When it comes down to it, supply chain risk is inevitable. In recent years, it has become a big concern for many companies. The benefits that come with offshoring, single sourcing, and increased automation also come with potential setbacks. For example, take a single source supplier. You can save money or achieve a high level of quality control. But, what happens if that single supplier goes out of business or has a lull in their production for an unforeseen reason? This is where supply chain resilience comes in. You can still reap the benefits without worrying about the risks.
Taking risks doesn’t have to be a bad thing. Gaining visibility into potential risks will allow you to develop a contingency plan.

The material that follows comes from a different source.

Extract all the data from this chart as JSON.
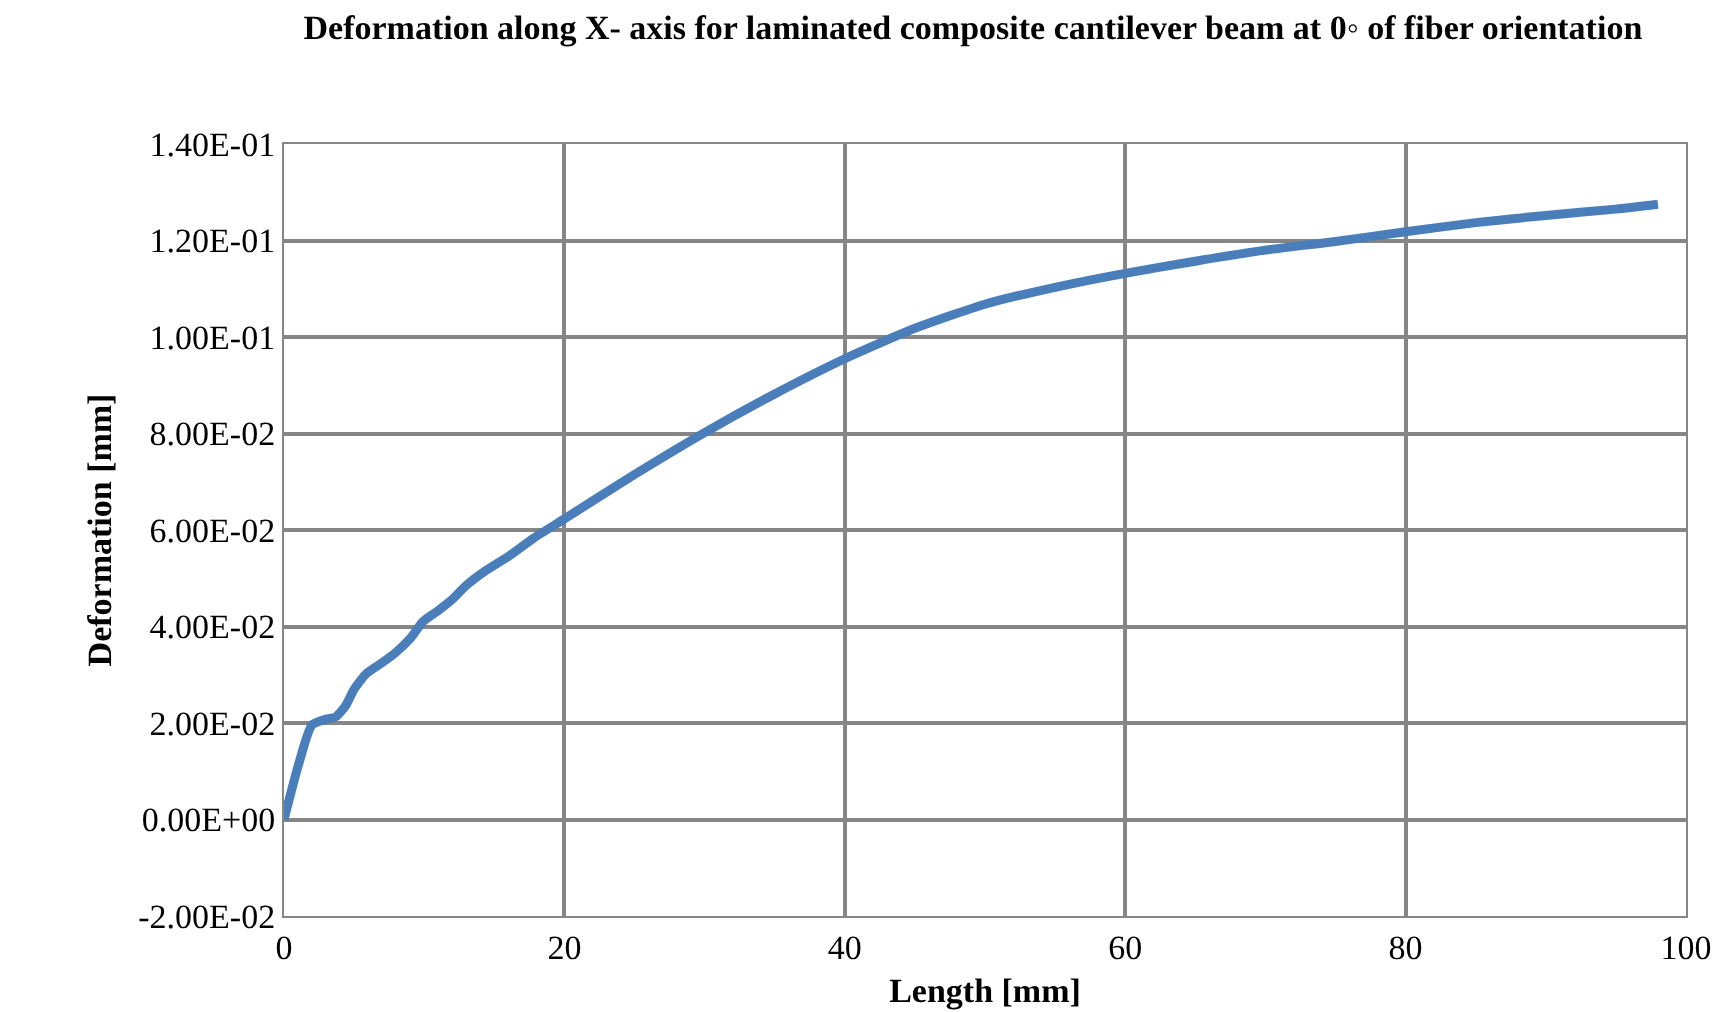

The first step in creating a supply chain resilience strategy is gaining visibility. With visibility, you will have access to real-time data. This detailed info will make an in-depth analysis possible. You will know what is going on in every stage of your supply chain. As a result, you can identify potential future issues or highlight a current vulnerability. It is difficult to prepare for a scenario when the possibility of it occurring is never examined.
According to PWC, 75% of companies experience a least one major supply chain disruption a year. We can’t predict exactly what may happen. But, with insight we can make a solid list of suspects. Outlining potential disruptions can give you a leg up on your competition. If disaster strikes, other companies will be struggling to hatch a plan to deal with it. However, your company will be putting your supply chain resilience plan into action and taking some of their market share. Your shareholders will love that.
In planning for contingency, we try to cover as many scenarios as possible. But “[as] we all know from Murphy’s Law, no matter how well you plan, things are still going to go wrong that you didn’t anticipate.” That’s why it’s vital to have a contingency plan that covers all.
How do you do that? First, identify areas of risk: profit loss, technology disruption, bad publicity, etc. Next, have a plan in place that can be molded to the specific situation. You won’t know exactly what will go wrong but having an actionable plan will give you some peace of mind. Keep calm and carry on.
Any area of a supply chain is not independent of the other parts. By definition, a supply chain is a network-wide concept. For this reason, risk management has to be network wide too. This is where collaborative relationships with supply chain partners comes in. It can help to enhance your plan and mitigate risk. You need to work together with your suppliers and buyers to create a cohesive and well-oiled machine.
When you focus on supply chain resilience, you give your company a competitive edge. You can react more quickly to disruptions and pull ahead of the competition. You can also gain visibility, identify vulnerabilities, and collaborate with your partners. These benefits will help to create an actionable contingency plan to secure your organization’s future.